In the wake of JPMorgan Chase’s announcement of losing $3 billion in another failed financial scheme, the topic of government regulation over banks has become front and center again. Add the fuel of a Presidential election and we are back debating the fundamental merits of government regulation over the banking industry. We as a nation are apparently in group amnesia, forgetting the $700 billion bank bailout and the 2008 recession.
Presidential candidate Mitt Romney says, if he is elected president, he would repeal the Dodd-Frank financial reforms which were enacted by Congress as a corrective response to the 2008 economy-damaging banking practices. This is a position favored by donors on Wall Street who have sent millions Romney’s way. Even with the recent news that one of the better “risk averse” banks lost $3 billion through unacceptably high risk market investments, Republican Mitt Romney denounces the Dodd-Frank legislation as regulatory overreach.
While it’s obvious that Mitt Romney is not my candidate, his suggestion that we should undo the lesson learned from the ongoing 2008 recession is the ultimate head in the sand approach to problem solving. To understand how dangerous this attitude is all we need do is take a small glimpse into American history.
In his New York Times editorial “Why We Regulate”, Economist Paul Krugman reminds us that “the risks taken by banks are borne in large part by taxpayers and the economy as a whole” and as such become subject to “panics”. In the 1930s, after the Great Depression, the mother of all “panics”, economists determined that workable solutions involved guarantees and oversight by government. He notes “this system gave us half a century of relative financial stability. Eventually, however, the lessons of history were forgotten. New forms of banking without government guarantees proliferated while conventional and newfangled banks were allowed to take on ever-great risks. Sure enough, we eventually suffered the 21st century version of a Gilded Age banking panic, with terrible consequences. And what JPMorgan has just demonstrated is that even supposedly smart bankers must be sharply limited in the kinds of risks they’re allowed to take on.”
With his ties to Wall Street as CEO of Bain Capital, could Mitt Romney be oblivious to this history?
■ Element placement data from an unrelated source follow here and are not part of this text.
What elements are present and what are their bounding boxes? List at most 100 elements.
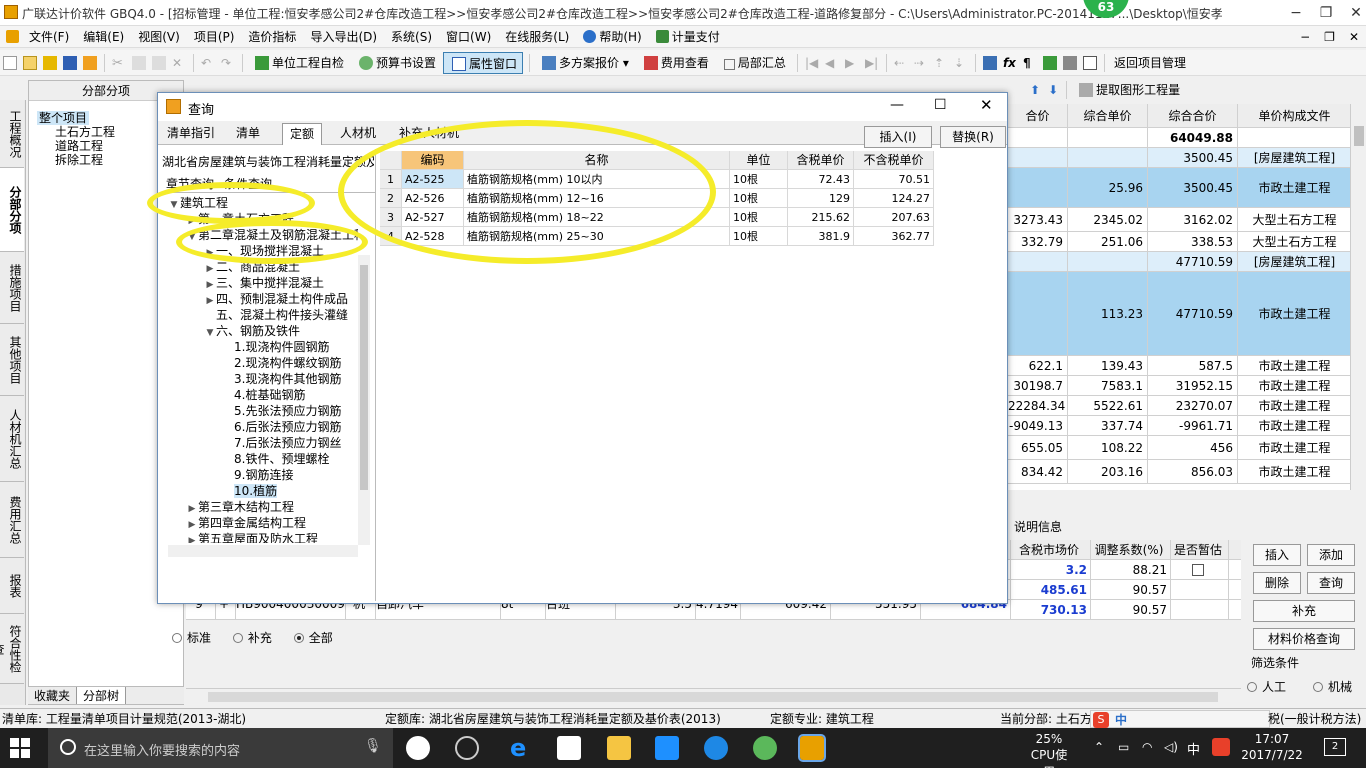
move-right-icon[interactable]: ⇢ [914, 56, 928, 70]
tab-quota[interactable]: 定额 [282, 123, 322, 145]
filter-machine-radio[interactable]: 机械 [1313, 678, 1352, 695]
main-grid-cell[interactable]: 市政土建工程 [1238, 416, 1352, 435]
tree-node[interactable]: 1.现浇构件圆钢筋 [168, 339, 358, 355]
main-grid-cell[interactable]: 456 [1148, 436, 1238, 459]
main-grid-row[interactable]: -9049.13 337.74 -9961.71 市政土建工程 [1008, 416, 1352, 436]
col-adjust-coef[interactable]: 调整系数(%) [1091, 540, 1171, 559]
tree-node[interactable]: ▶ 三、集中搅拌混凝土 [168, 275, 358, 291]
quota-cell-p2[interactable]: 207.63 [854, 208, 934, 226]
main-grid-cell[interactable]: 655.05 [1008, 436, 1068, 459]
tab-materials[interactable]: 人材机 [334, 123, 382, 145]
tab-part-tree[interactable]: 分部树 [77, 687, 127, 704]
move-up-icon[interactable]: ⇡ [934, 56, 948, 70]
delete-icon[interactable]: ✕ [172, 56, 186, 70]
sogou-tray-icon[interactable] [1212, 738, 1230, 756]
main-grid-cell[interactable]: 47710.59 [1148, 252, 1238, 271]
quota-cell-unit[interactable]: 10根 [730, 189, 788, 207]
main-grid-cell[interactable]: 市政土建工程 [1238, 272, 1352, 355]
main-grid-cell[interactable]: 市政土建工程 [1238, 396, 1352, 415]
main-grid-cell[interactable] [1068, 128, 1148, 147]
mdi-restore-button[interactable]: ❐ [1317, 26, 1342, 48]
hscroll-thumb[interactable] [208, 692, 1218, 702]
vtab-measures[interactable]: 措施项目 [0, 252, 24, 324]
main-grid-cell[interactable]: 251.06 [1068, 232, 1148, 251]
col-provisional[interactable]: 是否暂估 [1171, 540, 1229, 559]
menu-system[interactable]: 系统(S) [384, 26, 439, 48]
main-grid-cell[interactable]: 64049.88 [1148, 128, 1238, 147]
main-grid-row[interactable]: 30198.7 7583.1 31952.15 市政土建工程 [1008, 376, 1352, 396]
green-tool-icon[interactable] [1042, 55, 1057, 70]
tree-hscrollbar[interactable] [168, 545, 358, 557]
add-app-icon[interactable] [655, 736, 679, 760]
quota-cell-p1[interactable]: 215.62 [788, 208, 854, 226]
dialog-replace-button[interactable]: 替换(R) [940, 126, 1006, 148]
save-icon[interactable] [63, 55, 77, 70]
supplement-button[interactable]: 补充 [1253, 600, 1355, 622]
main-grid-row[interactable]: 3500.45 [房屋建筑工程] [1008, 148, 1352, 168]
dialog-title-bar[interactable]: 查询 — ☐ ✕ [158, 93, 1007, 121]
new-icon[interactable] [3, 55, 17, 70]
tree-root[interactable]: 整个项目 [37, 111, 90, 125]
main-grid-cell[interactable] [1008, 128, 1068, 147]
move-down-icon[interactable]: ⇣ [954, 56, 968, 70]
col-market-price[interactable]: 含税市场价 [1011, 540, 1091, 559]
main-grid-cell[interactable]: 22284.34 [1008, 396, 1068, 415]
main-grid-cell[interactable]: 大型土石方工程 [1238, 232, 1352, 251]
green-app-icon[interactable] [753, 736, 777, 760]
main-grid-cell[interactable]: 2345.02 [1068, 208, 1148, 231]
col-price-file[interactable]: 单价构成文件 [1238, 104, 1352, 127]
vtab-items[interactable]: 分部分项 [0, 168, 24, 252]
main-grid-cell[interactable] [1068, 148, 1148, 167]
down-arrow-icon[interactable]: ⬇ [1048, 83, 1058, 97]
vtab-fees[interactable]: 费用汇总 [0, 482, 24, 558]
dialog-close-button[interactable]: ✕ [980, 96, 993, 114]
main-grid-scroll-thumb[interactable] [1354, 126, 1364, 146]
vtab-compliance[interactable]: 符合性检查 [0, 614, 24, 684]
main-grid-cell[interactable]: 市政土建工程 [1238, 460, 1352, 483]
quota-cell-unit[interactable]: 10根 [730, 208, 788, 226]
main-grid-cell[interactable]: 337.74 [1068, 416, 1148, 435]
tree-node[interactable]: 2.现浇构件螺纹钢筋 [168, 355, 358, 371]
adjust-coef-cell[interactable]: 90.57 [1091, 600, 1171, 619]
adjust-coef-cell[interactable]: 90.57 [1091, 580, 1171, 599]
tree-scroll-thumb[interactable] [360, 265, 368, 490]
collapsed-arrow-icon[interactable]: ▶ [186, 533, 198, 543]
menu-payment[interactable]: 计量支付 [649, 26, 727, 48]
main-grid-cell[interactable]: 市政土建工程 [1238, 376, 1352, 395]
tree-node[interactable]: 4.桩基础钢筋 [168, 387, 358, 403]
main-grid-cell[interactable]: 622.1 [1008, 356, 1068, 375]
file-explorer-icon[interactable] [607, 736, 631, 760]
radio-supplement[interactable]: 补充 [232, 631, 272, 645]
windows-start-icon[interactable] [10, 738, 30, 758]
query-button[interactable]: 查询 [1307, 572, 1355, 594]
market-price-cell[interactable]: 485.61 [1011, 580, 1091, 599]
main-grid-cell[interactable]: 3500.45 [1148, 148, 1238, 167]
tray-chevron-icon[interactable]: ⌃ [1094, 740, 1104, 754]
ime-toolbar[interactable]: S 中 [1090, 710, 1270, 728]
main-grid-cell[interactable]: 332.79 [1008, 232, 1068, 251]
list-icon[interactable] [1082, 55, 1097, 70]
main-grid-cell[interactable]: [房屋建筑工程] [1238, 148, 1352, 167]
copy-icon[interactable] [132, 55, 146, 70]
tab-bill-guide[interactable]: 清单指引 [164, 123, 218, 145]
lower-hscrollbar[interactable] [186, 688, 1241, 704]
vtab-materials[interactable]: 人材机汇总 [0, 396, 24, 482]
arrow-next-icon[interactable]: ▶ [845, 56, 859, 70]
main-grid-row[interactable]: 64049.88 [1008, 128, 1352, 148]
tree-node[interactable]: ▼ 六、钢筋及铁件 [168, 323, 358, 339]
volume-icon[interactable]: ◁) [1164, 740, 1178, 754]
browser-360-icon[interactable] [455, 736, 479, 760]
main-grid-cell[interactable]: 31952.15 [1148, 376, 1238, 395]
menu-window[interactable]: 窗口(W) [439, 26, 498, 48]
mdi-minimize-button[interactable]: − [1293, 26, 1317, 48]
main-grid-cell[interactable] [1008, 148, 1068, 167]
tab-description[interactable]: 说明信息 [1008, 518, 1068, 535]
quota-cell-p2[interactable]: 362.77 [854, 227, 934, 245]
col-notax-price[interactable]: 不含税单价 [854, 151, 934, 169]
quota-cell-p1[interactable]: 129 [788, 189, 854, 207]
paste-icon[interactable] [152, 55, 166, 70]
main-grid-cell[interactable] [1008, 252, 1068, 271]
paragraph-icon[interactable]: ¶ [1023, 56, 1037, 70]
tree-node[interactable]: ▶ 第五章屋面及防水工程 [168, 531, 358, 543]
vtab-overview[interactable]: 工程概况 [0, 100, 24, 168]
His opposition to the Dodd-Frank law shows his inability to place responsibility for the disastrous economic crash where it belongs: on the heads of the leaders on Wall Street and the big banks. This is not good for America.
We all paid dearly to bail out Wall Street. Preventing irresponsible risk by banks “Too Big to Fail” should not be a partisan issue. We shouldn’t be asked to choose between Wall Street and Main Street as a vibrant economy needs both in stable condition.
While Juneau, has ridden out the undoings of the 2008 recession, many industrialized regions and manufacturing towns in the Midwest and East have not. According to former Labor Secretary, Robert B. Reich, “cuts in government spending are reducing domestic demand precisely at the time when consumers are reaching the end of their ropes and can’t spend more. Consumers did all the spending they could in the first quarter. Absent real wage gains, that spending pace can’t possibly continue. Consumer savings are down and their debt is up. Consumer confidence dropped last week to a two-month low. The only people left spending are in the top 5 percent.”
No one sings about this painful dichotomy in America better than Bruce Springsteen. In his new album Wrecking Ball, he paints a picture of an America where “The banker man grows fat/Working man grows thin.” In his populist tune “Death to My Hometown” the working man’s frustration is palpable. Listen to the personal story behind these words:
“Send the Robber Barons Straight to Hell
The Greedy Thieves Who Came Around
And Ate the Flesh of Everything They Found
Whose Crimes Have Gone Unpunished Now
Who Walk the Streets as Free Men Now
They Brought Death to Our Hometown, Boys”
Since Wall Street candidates like Mitt Romney are making us choose, my choice is no more death to hometown’s across America. Let’s not abandon Dodd-Frank, let’s build on it. Let’s implement it as soon as possible to avoid paying for the next big bank failure. It’s time to put Main Street first.
• Troll is a longtime Alaska resident and resides in Douglas.